Free seminar in Laois on orphan girls sent to Australia during the Great Famine

Photographed beside the Mountmellick Famine Orphan Box in Mountmellick Museum were (l-r): Ann Dowling and Anne Sands (Mountmellick Museum), Lou Walsh (great-great granddaughter of Mary Millar), Ger Lynch and Dolores Dempsey (Mountmellick Museum) and Kev Walsh.

AS part of the 2025 National Famine Commemoration, a one-day history seminar will be held in Mountmellick Museum, this Saturday.

The event is free to attend and will take place on Saturday next 24 May from 10am to 4pm.

A week-long programme of events is underway across the country to mark this year’s National Famine Commemoration, which looks back on the catastrophic events of the Famine and how it affected every part of Ireland in the generations that followed.

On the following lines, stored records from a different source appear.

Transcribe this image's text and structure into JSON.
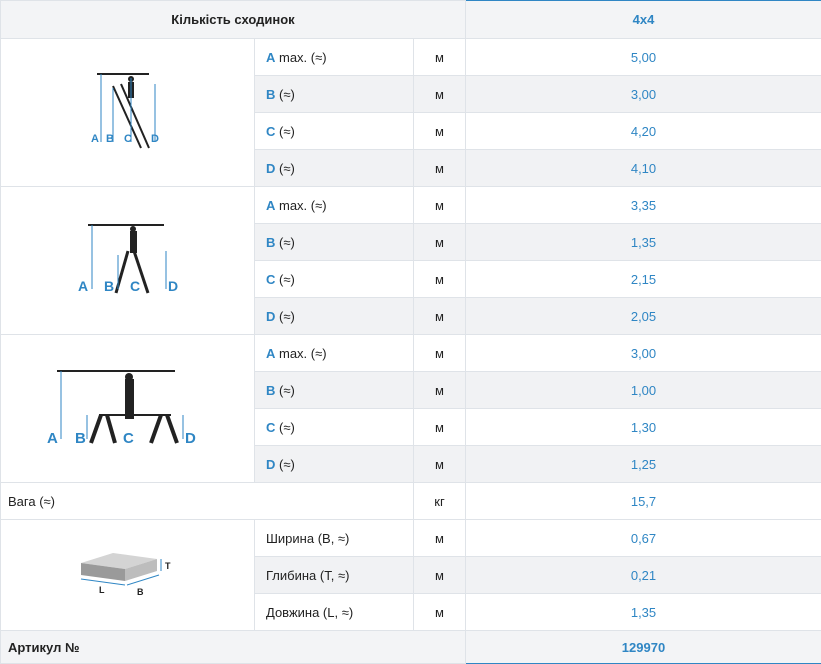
{
  "header": {
    "title": "Кількість сходинок",
    "value": "4x4"
  },
  "sections": [
    {
      "rows": [
        {
          "key": "A",
          "rest": " max. (≈)",
          "unit": "м",
          "value": "5,00"
        },
        {
          "key": "B",
          "rest": " (≈)",
          "unit": "м",
          "value": "3,00"
        },
        {
          "key": "C",
          "rest": " (≈)",
          "unit": "м",
          "value": "4,20"
        },
        {
          "key": "D",
          "rest": " (≈)",
          "unit": "м",
          "value": "4,10"
        }
      ]
    },
    {
      "rows": [
        {
          "key": "A",
          "rest": " max. (≈)",
          "unit": "м",
          "value": "3,35"
        },
        {
          "key": "B",
          "rest": " (≈)",
          "unit": "м",
          "value": "1,35"
        },
        {
          "key": "C",
          "rest": " (≈)",
          "unit": "м",
          "value": "2,15"
        },
        {
          "key": "D",
          "rest": " (≈)",
          "unit": "м",
          "value": "2,05"
        }
      ]
    },
    {
      "rows": [
        {
          "key": "A",
          "rest": " max. (≈)",
          "unit": "м",
          "value": "3,00"
        },
        {
          "key": "B",
          "rest": " (≈)",
          "unit": "м",
          "value": "1,00"
        },
        {
          "key": "C",
          "rest": " (≈)",
          "unit": "м",
          "value": "1,30"
        },
        {
          "key": "D",
          "rest": " (≈)",
          "unit": "м",
          "value": "1,25"
        }
      ]
    }
  ],
  "weight": {
    "label": "Вага (≈)",
    "unit": "кг",
    "value": "15,7"
  },
  "dimensions": [
    {
      "label": "Ширина (B, ≈)",
      "unit": "м",
      "value": "0,67"
    },
    {
      "label": "Глибина (T, ≈)",
      "unit": "м",
      "value": "0,21"
    },
    {
      "label": "Довжина (L, ≈)",
      "unit": "м",
      "value": "1,35"
    }
  ],
  "diagram_letters": {
    "a": "A",
    "b": "B",
    "c": "C",
    "d": "D",
    "t": "T",
    "l": "L",
    "w": "B"
  },
  "article": {
    "label": "Артикул №",
    "value": "129970"
  },
  "colors": {
    "accent": "#2f86c4",
    "row_alt": "#f1f2f4",
    "border": "#dfe3e8"
  },
  "icons": [
    "ladder-lean-diagram-icon",
    "ladder-aframe-diagram-icon",
    "ladder-platform-diagram-icon",
    "package-box-icon"
  ]
}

The event in Mountmellick Museum will focus on the more than 400 Famine orphan girls who were taken from Irish workhouses and shipped to Australia as part of the Earl Grey Scheme between 1848 and 1850.

The seminar is hosted by Mountmellick Development Association with support from Laois Heritage Office and the National Federation of Local History Societies.

Speakers will include Dr Patrick Fitzgerald from the Mellon Centre for Migration Studies. Paddy’s PhD research was on poverty and vagrancy in Early-Modern Ireland (1550-1770). He will talk about the orphan girls who originated in Ulster.

Irish novelist and short story writer Evelyn Conlon’s 2013 novel ***Not the Same Sky*** tells the story of four orphan girls. It observes them on their voyage and follows them from Sydney as they become women of Australia.

Kay Caball, Kerry-based genealogist and author of ***The Kerry Girls: Emigration and the Earl Grey Scheme***, will also discuss her work Cathy Fleming from Celbridge Historical Society was part of a project to produce a short film on Celbridge orphan girl Bridget Dwyer. The film will be screened as part of the event.

Former governor of Arbour Hill Prison Liam Dowling will speak on the prison project to produce replica Famine Boxes to commemorate the Earl Grey Scheme orphan girls.

Famine boxes were wooden boxes given to each girl containing six shifts, a shawl, two pairs of shoes, two gowns, two wraps, two petticoats, one cloak, two neck scarves, two pocket handkerchiefs, two linen collars, two aprons, one pair of stays, one pair of mitts, one pair of sheets, I bonnet, day and night caps, two towels, two bars of soap, combs, brushes, needles and thread, a few yards of cotton or calico material, a bible, prayer book and rosary beads.

Between 1848 and 1850, over 4,000 orphan girls aged between 14 and 18 years were shipped to Australia from workhouses throughout Ireland as part of the Earl Grey Scheme. Thirty-seven girls from the Mountmellick Workhouse and 28 girls from the Abbeyleix Workhouse are listed as travelling under this scheme.

This seminar brings together academics, researchers and writers to discuss the Earl Grey Scheme and its impact on Ireland, Australia and especially on the lives of the orphan girls and their descendants. It will look at a selection of local projects designed to commemorate the lives of the orphan girls including the Famine Box Project of Arbour Hill prisoners and a short film on the Story of Bridget Dwyer, an orphan girl from Celbridge Workhouse.